Fanny and Nelson Grande, both actors and producers, saw a need for independent filmmakers struggling through the difficult and sometimes demoralizing process of funding a project, filming it and getting distribution. Their shingle, Avenida, gets in on the ground floor, offering clients guidance in crowdfunding and its management, pre-production, production and post, distribution and marketing, and focuses on Latino, women and LGBTQ-plus creators, underrepresented voices that they advocate for with a lot of energy and enthusiasm.

Now, Avenida offers studio space an affordable rate to indies. With 7,000 sq.-ft., the space on Beverly Boulevard near Echo Park in Los Angeles — about an eight- to 10-minute drive to downtown L.A. —  is being built out with a green screen, hospital set, an apartment, a jail cell, building facades, a flexible screening space that can seat up to 50-100, plus an airplane fuselage and elevator bank — sets that can be priced out of range for indie creators.

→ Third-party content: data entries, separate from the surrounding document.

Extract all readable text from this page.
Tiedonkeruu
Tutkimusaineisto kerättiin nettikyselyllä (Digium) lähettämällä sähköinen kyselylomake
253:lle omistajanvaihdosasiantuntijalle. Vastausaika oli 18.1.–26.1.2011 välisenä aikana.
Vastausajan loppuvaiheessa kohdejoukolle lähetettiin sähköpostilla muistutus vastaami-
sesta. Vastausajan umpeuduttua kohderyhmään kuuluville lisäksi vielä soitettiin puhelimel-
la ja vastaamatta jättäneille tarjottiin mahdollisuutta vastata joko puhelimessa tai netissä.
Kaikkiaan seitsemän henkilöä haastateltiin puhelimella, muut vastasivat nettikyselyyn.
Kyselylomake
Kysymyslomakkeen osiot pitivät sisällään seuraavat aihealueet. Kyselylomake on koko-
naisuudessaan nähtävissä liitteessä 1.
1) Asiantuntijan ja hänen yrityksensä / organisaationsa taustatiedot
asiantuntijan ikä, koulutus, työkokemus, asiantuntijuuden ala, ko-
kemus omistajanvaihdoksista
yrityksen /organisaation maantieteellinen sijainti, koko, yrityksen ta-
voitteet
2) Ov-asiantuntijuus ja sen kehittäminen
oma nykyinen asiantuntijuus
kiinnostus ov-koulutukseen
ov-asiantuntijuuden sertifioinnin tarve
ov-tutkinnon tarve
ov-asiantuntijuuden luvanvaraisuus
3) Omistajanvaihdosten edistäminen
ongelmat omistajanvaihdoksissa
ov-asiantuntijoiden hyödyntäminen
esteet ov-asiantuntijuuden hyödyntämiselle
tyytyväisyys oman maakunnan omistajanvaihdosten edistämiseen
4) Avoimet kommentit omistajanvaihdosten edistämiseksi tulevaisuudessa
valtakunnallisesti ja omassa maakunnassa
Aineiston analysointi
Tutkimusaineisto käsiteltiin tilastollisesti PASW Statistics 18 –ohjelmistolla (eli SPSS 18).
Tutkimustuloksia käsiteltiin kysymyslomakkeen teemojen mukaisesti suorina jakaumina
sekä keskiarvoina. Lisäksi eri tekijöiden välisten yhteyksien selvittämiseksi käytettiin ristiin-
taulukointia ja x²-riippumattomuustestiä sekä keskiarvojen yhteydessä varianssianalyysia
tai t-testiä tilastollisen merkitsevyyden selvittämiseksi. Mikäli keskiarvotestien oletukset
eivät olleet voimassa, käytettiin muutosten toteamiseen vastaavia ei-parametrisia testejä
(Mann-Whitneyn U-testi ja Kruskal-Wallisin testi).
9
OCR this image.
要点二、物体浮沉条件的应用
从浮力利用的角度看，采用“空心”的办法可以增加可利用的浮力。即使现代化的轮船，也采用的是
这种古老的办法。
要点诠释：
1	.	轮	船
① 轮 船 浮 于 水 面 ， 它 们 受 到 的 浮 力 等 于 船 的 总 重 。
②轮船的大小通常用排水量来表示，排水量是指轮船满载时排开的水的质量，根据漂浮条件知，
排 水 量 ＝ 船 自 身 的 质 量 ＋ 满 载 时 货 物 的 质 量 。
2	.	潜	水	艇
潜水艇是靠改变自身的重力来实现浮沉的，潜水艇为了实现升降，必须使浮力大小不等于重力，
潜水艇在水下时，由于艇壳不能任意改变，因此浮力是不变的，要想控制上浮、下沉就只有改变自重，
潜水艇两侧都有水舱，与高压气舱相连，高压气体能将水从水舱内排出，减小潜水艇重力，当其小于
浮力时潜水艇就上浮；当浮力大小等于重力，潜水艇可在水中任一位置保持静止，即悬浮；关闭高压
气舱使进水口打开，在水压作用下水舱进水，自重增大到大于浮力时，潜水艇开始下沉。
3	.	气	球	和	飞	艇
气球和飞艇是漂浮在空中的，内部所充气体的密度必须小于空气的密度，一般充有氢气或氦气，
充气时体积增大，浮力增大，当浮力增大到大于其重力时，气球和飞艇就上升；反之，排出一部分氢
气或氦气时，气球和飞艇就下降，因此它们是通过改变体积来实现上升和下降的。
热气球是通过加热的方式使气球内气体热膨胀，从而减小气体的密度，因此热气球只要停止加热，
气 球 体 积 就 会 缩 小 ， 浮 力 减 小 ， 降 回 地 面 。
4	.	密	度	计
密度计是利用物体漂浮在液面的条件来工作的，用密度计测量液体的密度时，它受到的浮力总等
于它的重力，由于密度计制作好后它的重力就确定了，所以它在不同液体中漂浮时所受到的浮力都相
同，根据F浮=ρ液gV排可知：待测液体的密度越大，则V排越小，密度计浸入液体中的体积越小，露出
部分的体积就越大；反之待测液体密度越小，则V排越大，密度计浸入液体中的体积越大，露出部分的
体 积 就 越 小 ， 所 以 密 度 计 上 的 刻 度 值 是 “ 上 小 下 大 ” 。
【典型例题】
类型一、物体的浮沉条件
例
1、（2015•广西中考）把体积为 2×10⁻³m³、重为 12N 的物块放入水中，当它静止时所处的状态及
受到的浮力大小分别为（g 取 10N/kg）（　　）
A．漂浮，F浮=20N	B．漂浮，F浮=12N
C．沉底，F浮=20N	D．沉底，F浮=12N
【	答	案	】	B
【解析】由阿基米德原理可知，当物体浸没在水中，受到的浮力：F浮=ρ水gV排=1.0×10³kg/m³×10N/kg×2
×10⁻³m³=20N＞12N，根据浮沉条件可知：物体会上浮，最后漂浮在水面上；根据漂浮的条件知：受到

Avenida also includes an airy costume and makeup room with specialty lighting and loads of natural light, a greenroom, a meeting room and a kitchen; ADR and post production suites are in the works. There’s mesh network Wi-Fi throughout the entire studio.

“So what we’re doing, taking a true stand for independent filmmakers is really providing them with all of the resources they need to successfully shoot their projects,” Nelson says.

The common areas are inspired by the couple’s experience at WeWork facilties: bright, open and comfortable to encourage idea swapping. Plus, the neighborhood is packed with fantastic little restaurants. The space is also decorated with work from local Latino artists.

“We want people to feel like, ‘OK, I have all the comforts and everything I need,’ ” Fanny says. “You don’t get the scraps, the leftovers—everything that they really need to feel inspired,” adds Nelson.

Producers can rent out the entire first floor of the facility, and filmmakers can also apply to Avenida to help take their projects from an idea to distribution. The Grandes aim to empower emerging voices.

“A lot of [other] places are like $5,000 and above for a day, which is a 12-hour block. We’ll be working with numbers under that because we want to get people in here, but also, again, we’re doing this for independent filmmakers. We don’t want to be out of reach,” he says. “We’re not going to be the cheapest because you get a lot here, but we are going to be affordable and competitive.”

“We are working with filmmakers, mostly from underrepresented communities that haven’t had access to college, to the
resources [that others have],” Fanny says.

Avenida is getting ready to launch its own crowdfunding platform soon.

So along with the new space for productions, the couple are digging into the community. Highland Park native Nelson remembers what it was like to have productions film in his neighborhood, and the couple are very much committed to the “see it to be it” school of thought. Avenida has an internship program and hosts various workshops, while also reaching out to Los Angeles city councilman Mitch O’Farrell about education programs revolving around content creation and below-the-line training for local students.

“We want to put our roots in the neighborhood and start programs with the local schools and start teaching the youngsters about a career in the industry,” Nelson says.

They run Avenida with the goal to transform the entertainment industry from within for Black, brown, Indigenous and LGBTQ+ creatives. “Best thing to do. You empower yourself. You’re not waiting for someone to give you a role. You can show them. This is what you can do,” Fanny says.

Fanny and Nelson are also exploring studio spaces in Atlanta and San Antonio.

“Just a funny thing on the wordplay on Avenida. Avenida means avenue in Spanish. And for us, we’ve just had to take all this new avenue into Hollywood. To create your own avenue,” Nelson says.